What is the fastest dimension ordering for convolutions?

I am wondering what the fastest dimension ordering for convolution operations on the GPU using CUDNN currently is. Flux uses WHCN (column major), pytorch uses NCHW (row major) which is exactly the same. So to say, the colors of a pixel in an array are stored “scattered” with a certain stride. This post gives an illustration and suggests that CWHN (column major) memory layout offers performance gains. In CWHN layout all colors of an array are stored together, then comes the next pixel. Is Flux or Knet flexible with this respect?

The background is that I’m trying to get rid of unnecessary array permutations when feeding a CNN. To be honest I didnt benchmark to find out how much of a problem this is, but I like the concept of having the same memory layout for augmentation and training (and maybe even on disk). Most image processing packages (or at least Augmentor) work on abstract matrices, so 2D arrays of e.g. RGB pixels. This can be reinterpreted as a CWH array, as the colors are stored adjacent in memory. I assume this is for a reason and e.g. array interpolations with this data layout are the fastest. So: can this be brought in line?

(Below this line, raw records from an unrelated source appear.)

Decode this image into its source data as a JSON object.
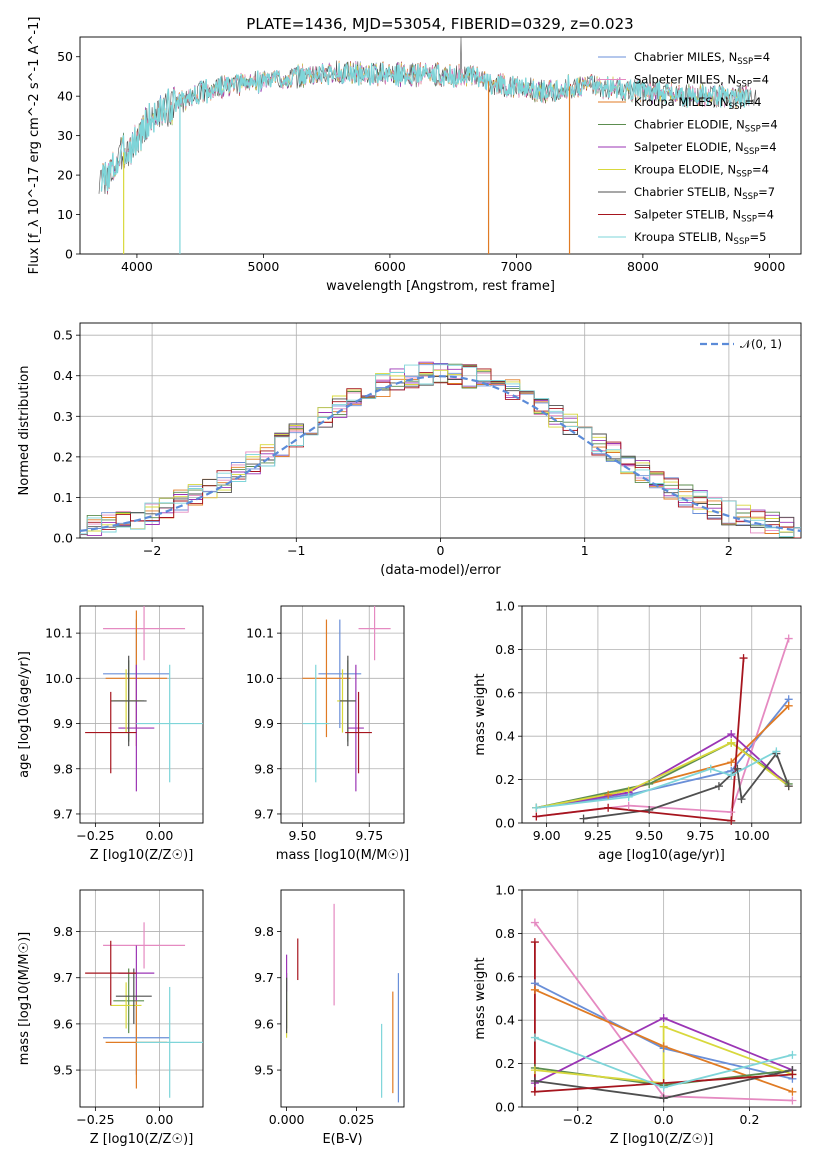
{
  "figure": {
    "title": "PLATE=1436, MJD=53054, FIBERID=0329, z=0.023"
  },
  "colors": [
    "#6a8fd8",
    "#e58ac1",
    "#e07b24",
    "#5c8d4f",
    "#9b35b5",
    "#d8d83c",
    "#4f4f4f",
    "#a6151e",
    "#7ed5d9"
  ],
  "chart_data": [
    {
      "id": "spectrum",
      "type": "line",
      "title": "PLATE=1436, MJD=53054, FIBERID=0329, z=0.023",
      "xlabel": "wavelength [Angstrom, rest frame]",
      "ylabel": "Flux [f_λ 10^-17 erg cm^-2 s^-1 A^-1]",
      "xlim": [
        3550,
        9250
      ],
      "ylim": [
        0,
        55
      ],
      "xticks": [
        4000,
        5000,
        6000,
        7000,
        8000,
        9000
      ],
      "yticks": [
        0,
        10,
        20,
        30,
        40,
        50
      ],
      "grid": false,
      "legend_position": "top-right",
      "series": [
        {
          "name": "Chabrier MILES, N_SSP=4",
          "legend_label": "Chabrier MILES, N",
          "legend_sub": "SSP",
          "legend_end": "=4"
        },
        {
          "name": "Salpeter MILES, N_SSP=4",
          "legend_label": "Salpeter MILES, N",
          "legend_sub": "SSP",
          "legend_end": "=4"
        },
        {
          "name": "Kroupa MILES, N_SSP=4",
          "legend_label": "Kroupa MILES, N",
          "legend_sub": "SSP",
          "legend_end": "=4"
        },
        {
          "name": "Chabrier ELODIE, N_SSP=4",
          "legend_label": "Chabrier ELODIE, N",
          "legend_sub": "SSP",
          "legend_end": "=4"
        },
        {
          "name": "Salpeter ELODIE, N_SSP=4",
          "legend_label": "Salpeter ELODIE, N",
          "legend_sub": "SSP",
          "legend_end": "=4"
        },
        {
          "name": "Kroupa ELODIE, N_SSP=4",
          "legend_label": "Kroupa ELODIE, N",
          "legend_sub": "SSP",
          "legend_end": "=4"
        },
        {
          "name": "Chabrier STELIB, N_SSP=7",
          "legend_label": "Chabrier STELIB, N",
          "legend_sub": "SSP",
          "legend_end": "=7"
        },
        {
          "name": "Salpeter STELIB, N_SSP=4",
          "legend_label": "Salpeter STELIB, N",
          "legend_sub": "SSP",
          "legend_end": "=4"
        },
        {
          "name": "Kroupa STELIB, N_SSP=5",
          "legend_label": "Kroupa STELIB, N",
          "legend_sub": "SSP",
          "legend_end": "=5"
        }
      ],
      "continuum": {
        "x": [
          3700,
          3800,
          3900,
          4000,
          4100,
          4300,
          4500,
          4800,
          5000,
          5300,
          5600,
          6000,
          6300,
          6600,
          6900,
          7200,
          7500,
          7800,
          8100,
          8400,
          8700,
          9000
        ],
        "y": [
          18,
          21,
          26,
          29,
          34,
          38,
          41,
          43,
          44,
          45,
          46,
          45.5,
          45.5,
          45,
          43,
          41,
          43,
          42,
          41,
          40,
          40,
          40
        ]
      },
      "dips": [
        {
          "x": 3895,
          "y": 0,
          "series": 5
        },
        {
          "x": 4340,
          "y": 0,
          "series": 8
        },
        {
          "x": 6780,
          "y": 0,
          "series": 2
        },
        {
          "x": 7420,
          "y": 0,
          "series": 2
        }
      ],
      "peak": {
        "x": 6590,
        "y": 55
      }
    },
    {
      "id": "residual_histogram",
      "type": "bar",
      "xlabel": "(data-model)/error",
      "ylabel": "Normed distribution",
      "xlim": [
        -2.5,
        2.5
      ],
      "ylim": [
        0,
        0.53
      ],
      "xticks": [
        -2,
        -1,
        0,
        1,
        2
      ],
      "yticks": [
        0.0,
        0.1,
        0.2,
        0.3,
        0.4,
        0.5
      ],
      "grid": true,
      "legend_position": "top-right",
      "reference_curve": {
        "name": "N(0,1)",
        "label": "𝒩(0, 1)",
        "mean": 0,
        "sigma": 1
      },
      "bin_width": 0.1,
      "bin_centers_range": [
        -2.5,
        2.5
      ],
      "series_note": "nine histograms, one per SSP model, same colours as spectrum"
    },
    {
      "id": "age_vs_Z",
      "type": "scatter",
      "xlabel": "Z [log10(Z/Z☉)]",
      "ylabel": "age [log10(age/yr)]",
      "xlim": [
        -0.31,
        0.17
      ],
      "ylim": [
        9.68,
        10.16
      ],
      "xticks": [
        -0.25,
        0.0
      ],
      "yticks": [
        9.7,
        9.8,
        9.9,
        10.0,
        10.1
      ],
      "grid": true,
      "points": [
        {
          "x": -0.09,
          "y": 10.01,
          "xerr": 0.13,
          "yerr": 0.12,
          "series": 0
        },
        {
          "x": -0.06,
          "y": 10.11,
          "xerr": 0.16,
          "yerr": 0.07,
          "series": 1
        },
        {
          "x": -0.09,
          "y": 10.0,
          "xerr": 0.12,
          "yerr": 0.15,
          "series": 2
        },
        {
          "x": -0.12,
          "y": 9.95,
          "xerr": 0.06,
          "yerr": 0.09,
          "series": 3
        },
        {
          "x": -0.09,
          "y": 9.89,
          "xerr": 0.07,
          "yerr": 0.14,
          "series": 4
        },
        {
          "x": -0.13,
          "y": 9.95,
          "xerr": 0.06,
          "yerr": 0.07,
          "series": 5
        },
        {
          "x": -0.12,
          "y": 9.95,
          "xerr": 0.07,
          "yerr": 0.1,
          "series": 6
        },
        {
          "x": -0.19,
          "y": 9.88,
          "xerr": 0.1,
          "yerr": 0.09,
          "series": 7
        },
        {
          "x": 0.04,
          "y": 9.9,
          "xerr": 0.13,
          "yerr": 0.13,
          "series": 8
        }
      ]
    },
    {
      "id": "age_vs_mass",
      "type": "scatter",
      "xlabel": "mass [log10(M/M☉)]",
      "ylabel": "",
      "xlim": [
        9.42,
        9.88
      ],
      "ylim": [
        9.68,
        10.16
      ],
      "xticks": [
        9.5,
        9.75
      ],
      "yticks": [
        9.7,
        9.8,
        9.9,
        10.0,
        10.1
      ],
      "grid": true,
      "points": [
        {
          "x": 9.64,
          "y": 10.01,
          "xerr": 0.08,
          "yerr": 0.12,
          "series": 0
        },
        {
          "x": 9.77,
          "y": 10.11,
          "xerr": 0.06,
          "yerr": 0.07,
          "series": 1
        },
        {
          "x": 9.59,
          "y": 10.0,
          "xerr": 0.09,
          "yerr": 0.13,
          "series": 2
        },
        {
          "x": 9.67,
          "y": 9.95,
          "xerr": 0.03,
          "yerr": 0.09,
          "series": 3
        },
        {
          "x": 9.7,
          "y": 9.89,
          "xerr": 0.03,
          "yerr": 0.14,
          "series": 4
        },
        {
          "x": 9.65,
          "y": 9.95,
          "xerr": 0.02,
          "yerr": 0.07,
          "series": 5
        },
        {
          "x": 9.67,
          "y": 9.95,
          "xerr": 0.03,
          "yerr": 0.1,
          "series": 6
        },
        {
          "x": 9.71,
          "y": 9.88,
          "xerr": 0.05,
          "yerr": 0.09,
          "series": 7
        },
        {
          "x": 9.55,
          "y": 9.9,
          "xerr": 0.05,
          "yerr": 0.13,
          "series": 8
        }
      ]
    },
    {
      "id": "weight_vs_age",
      "type": "line",
      "xlabel": "age [log10(age/yr)]",
      "ylabel": "mass weight",
      "xlim": [
        8.88,
        10.24
      ],
      "ylim": [
        0,
        1.0
      ],
      "xticks": [
        9.0,
        9.25,
        9.5,
        9.75,
        10.0
      ],
      "yticks": [
        0.0,
        0.2,
        0.4,
        0.6,
        0.8,
        1.0
      ],
      "grid": true,
      "series": [
        {
          "series": 0,
          "x": [
            8.95,
            9.4,
            9.9,
            10.18
          ],
          "y": [
            0.07,
            0.13,
            0.24,
            0.57
          ]
        },
        {
          "series": 1,
          "x": [
            8.95,
            9.4,
            9.9,
            10.18
          ],
          "y": [
            0.03,
            0.08,
            0.05,
            0.85
          ]
        },
        {
          "series": 2,
          "x": [
            8.95,
            9.3,
            9.9,
            10.18
          ],
          "y": [
            0.07,
            0.13,
            0.28,
            0.54
          ]
        },
        {
          "series": 3,
          "x": [
            8.95,
            9.5,
            9.9,
            10.18
          ],
          "y": [
            0.07,
            0.18,
            0.37,
            0.18
          ]
        },
        {
          "series": 4,
          "x": [
            8.95,
            9.4,
            9.9,
            10.18
          ],
          "y": [
            0.07,
            0.14,
            0.41,
            0.17
          ]
        },
        {
          "series": 5,
          "x": [
            8.95,
            9.4,
            9.9,
            10.18
          ],
          "y": [
            0.07,
            0.15,
            0.37,
            0.17
          ]
        },
        {
          "series": 6,
          "x": [
            9.18,
            9.5,
            9.84,
            9.93,
            9.95,
            10.12,
            10.18
          ],
          "y": [
            0.02,
            0.06,
            0.17,
            0.25,
            0.11,
            0.32,
            0.17
          ]
        },
        {
          "series": 7,
          "x": [
            8.95,
            9.3,
            9.9,
            9.96
          ],
          "y": [
            0.03,
            0.07,
            0.01,
            0.76
          ]
        },
        {
          "series": 8,
          "x": [
            8.95,
            9.4,
            9.8,
            9.9,
            10.12
          ],
          "y": [
            0.07,
            0.12,
            0.25,
            0.22,
            0.33
          ]
        }
      ]
    },
    {
      "id": "mass_vs_Z",
      "type": "scatter",
      "xlabel": "Z [log10(Z/Z☉)]",
      "ylabel": "mass [log10(M/M☉)]",
      "xlim": [
        -0.31,
        0.17
      ],
      "ylim": [
        9.42,
        9.89
      ],
      "xticks": [
        -0.25,
        0.0
      ],
      "yticks": [
        9.5,
        9.6,
        9.7,
        9.8
      ],
      "grid": true,
      "points": [
        {
          "x": -0.09,
          "y": 9.57,
          "xerr": 0.13,
          "yerr": 0.08,
          "series": 0
        },
        {
          "x": -0.06,
          "y": 9.77,
          "xerr": 0.16,
          "yerr": 0.05,
          "series": 1
        },
        {
          "x": -0.09,
          "y": 9.56,
          "xerr": 0.12,
          "yerr": 0.1,
          "series": 2
        },
        {
          "x": -0.12,
          "y": 9.65,
          "xerr": 0.06,
          "yerr": 0.07,
          "series": 3
        },
        {
          "x": -0.09,
          "y": 9.71,
          "xerr": 0.07,
          "yerr": 0.06,
          "series": 4
        },
        {
          "x": -0.13,
          "y": 9.64,
          "xerr": 0.06,
          "yerr": 0.05,
          "series": 5
        },
        {
          "x": -0.1,
          "y": 9.66,
          "xerr": 0.07,
          "yerr": 0.06,
          "series": 6
        },
        {
          "x": -0.19,
          "y": 9.71,
          "xerr": 0.1,
          "yerr": 0.07,
          "series": 7
        },
        {
          "x": 0.04,
          "y": 9.56,
          "xerr": 0.13,
          "yerr": 0.12,
          "series": 8
        }
      ]
    },
    {
      "id": "mass_vs_ebv",
      "type": "scatter",
      "xlabel": "E(B-V)",
      "ylabel": "",
      "xlim": [
        -0.002,
        0.042
      ],
      "ylim": [
        9.42,
        9.89
      ],
      "xticks": [
        0.0,
        0.025
      ],
      "yticks": [
        9.5,
        9.6,
        9.7,
        9.8
      ],
      "grid": false,
      "points": [
        {
          "x": 0.04,
          "y": 9.57,
          "yerr": 0.14,
          "series": 0
        },
        {
          "x": 0.017,
          "y": 9.75,
          "yerr": 0.11,
          "series": 1
        },
        {
          "x": 0.038,
          "y": 9.56,
          "yerr": 0.11,
          "series": 2
        },
        {
          "x": 0.0,
          "y": 9.65,
          "yerr": 0.06,
          "series": 3
        },
        {
          "x": 0.0,
          "y": 9.71,
          "yerr": 0.04,
          "series": 4
        },
        {
          "x": 0.0,
          "y": 9.61,
          "yerr": 0.04,
          "series": 5
        },
        {
          "x": 0.0,
          "y": 9.64,
          "yerr": 0.06,
          "series": 6
        },
        {
          "x": 0.004,
          "y": 9.74,
          "yerr": 0.045,
          "series": 7
        },
        {
          "x": 0.034,
          "y": 9.52,
          "yerr": 0.08,
          "series": 8
        }
      ]
    },
    {
      "id": "weight_vs_Z",
      "type": "line",
      "xlabel": "Z [log10(Z/Z☉)]",
      "ylabel": "mass weight",
      "xlim": [
        -0.33,
        0.32
      ],
      "ylim": [
        0,
        1.0
      ],
      "xticks": [
        -0.2,
        0.0,
        0.2
      ],
      "yticks": [
        0.0,
        0.2,
        0.4,
        0.6,
        0.8,
        1.0
      ],
      "grid": true,
      "series": [
        {
          "series": 0,
          "x": [
            -0.3,
            0.0,
            0.3
          ],
          "y": [
            0.57,
            0.27,
            0.13
          ]
        },
        {
          "series": 1,
          "x": [
            -0.3,
            0.0,
            0.3
          ],
          "y": [
            0.85,
            0.05,
            0.03
          ]
        },
        {
          "series": 2,
          "x": [
            -0.3,
            0.0,
            0.3
          ],
          "y": [
            0.54,
            0.28,
            0.07
          ]
        },
        {
          "series": 3,
          "x": [
            -0.3,
            0.0,
            0.3
          ],
          "y": [
            0.18,
            0.1,
            0.17
          ]
        },
        {
          "series": 4,
          "x": [
            -0.3,
            0.0,
            0.3
          ],
          "y": [
            0.11,
            0.41,
            0.17
          ]
        },
        {
          "series": 5,
          "x": [
            -0.3,
            0.0,
            0.0,
            0.3
          ],
          "y": [
            0.17,
            0.11,
            0.37,
            0.15
          ]
        },
        {
          "series": 6,
          "x": [
            -0.3,
            0.0,
            0.3
          ],
          "y": [
            0.12,
            0.04,
            0.17
          ]
        },
        {
          "series": 7,
          "x": [
            -0.3,
            -0.3,
            0.0,
            0.3
          ],
          "y": [
            0.76,
            0.07,
            0.11,
            0.15
          ]
        },
        {
          "series": 8,
          "x": [
            -0.3,
            0.0,
            0.3
          ],
          "y": [
            0.32,
            0.09,
            0.24
          ]
        }
      ]
    }
  ]
}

The answer to this question is partly given in the pytorch forum here.

In short: The memory access pattern of WHCN is better for some convolution implementations, but worse for batch norm. As models use all different kinds of layers, the effect of collated data access depends on the layer mix.

The story somewhat changes with tensor cores, as they are faster with CWHN layout, see this PDF, slide 11 and the last.

Edit: Related github issues for pytorch here and here.